What will be the impact on individuals?
• In seeking the exemptions, people with disability are being asked to put their lives aside; to put a hold on employment opportunities, on education and training, recreation, access to daily living and health services. To put a hold on their choice and control – which is clearly treating people unfavourably. And by seeking to knowingly and deliberately treat people with a disability unfavourably, we have to ask the State of Queensland, ‘where is your humanity?’
The AHRC asks what is your view regarding the applicant’s submission that the post-rectified trains will have accessible improvements that will exceed the requirements of the DDA?

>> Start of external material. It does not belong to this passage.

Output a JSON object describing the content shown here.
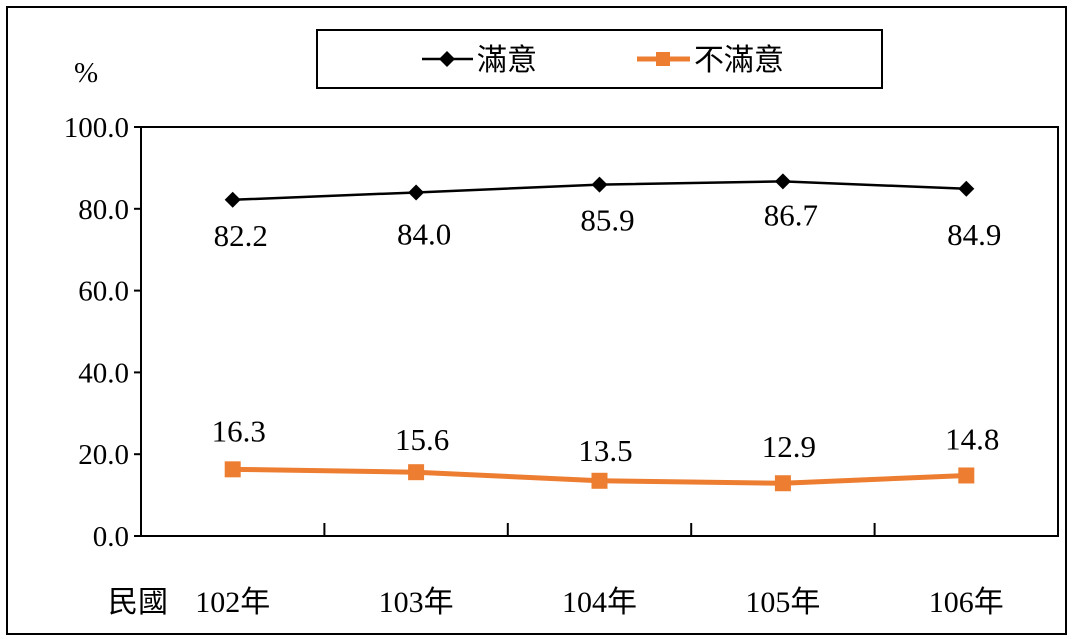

• As this matter relates to transport, the specific requirements are set out in the Disability Standard Accessible Public Transport 2002 (DSAPT). This Standard was written in 1994, had its Regulation Impact Statement in 1995 and was not passed in Parliament until October 2002. The technology leap alone between 1995 and 2002 meant it was a weak Standard when it commenced, and it is unfortunate governments have taken so long to commence the DSAPT modernisation project recently. The struggle has been, making a service compliant with DSAPT does not necessarily make it functional – and people can lodge complaint if a service is not functional. The equitable access recommendations made by the Access Reference Group which the State of Queensland has accepted to complete were made to ensure both compliance and functionality were secured in order that every customer could receive a service which in turn would minimise risk of potential complaint against the State of Queensland – and would maximise the social and economic performance of the service and the region it serves.
Past and future
• When viewed politically, the Newman government created the NGR design debacle which the incoming Palaszczuk government had to address. During that term, the government tried to introduce a Human Rights Act for Queensland which would have required more responsible thinking and action to develop an equitable, integrated Queensland. However, the Nicholls Opposition refused to support it. Now, with a fresh election (25 November 2017) comes fresh hope that every parliamentarian in the new Queensland Legislative Assembly will act to ensure Queensland is not shamed because of the State of Queensland and Queensland Rail pre-election applying to knowingly and deliberately deny people with disability and other populations to access services, to participate in their community and be a customer. This new Parliament should ask TMR and QR for a timetable to be released that shows dedicated commitment to fixing the 21 trains that are built and in Brisbane. The public needs this show of good faith – an indication that this new Parliament will act for the electorate, not expediency.
Running non-compliant revenue services
• We are shocked and appalled that the State of Queensland and Queensland Rail has commenced operating non-compliant NGR trains for revenue services whilst this matter is before the Australian Human Rights Commission. This disrespect shows the Applicant’s in the poorest light possible to the people of Queensland.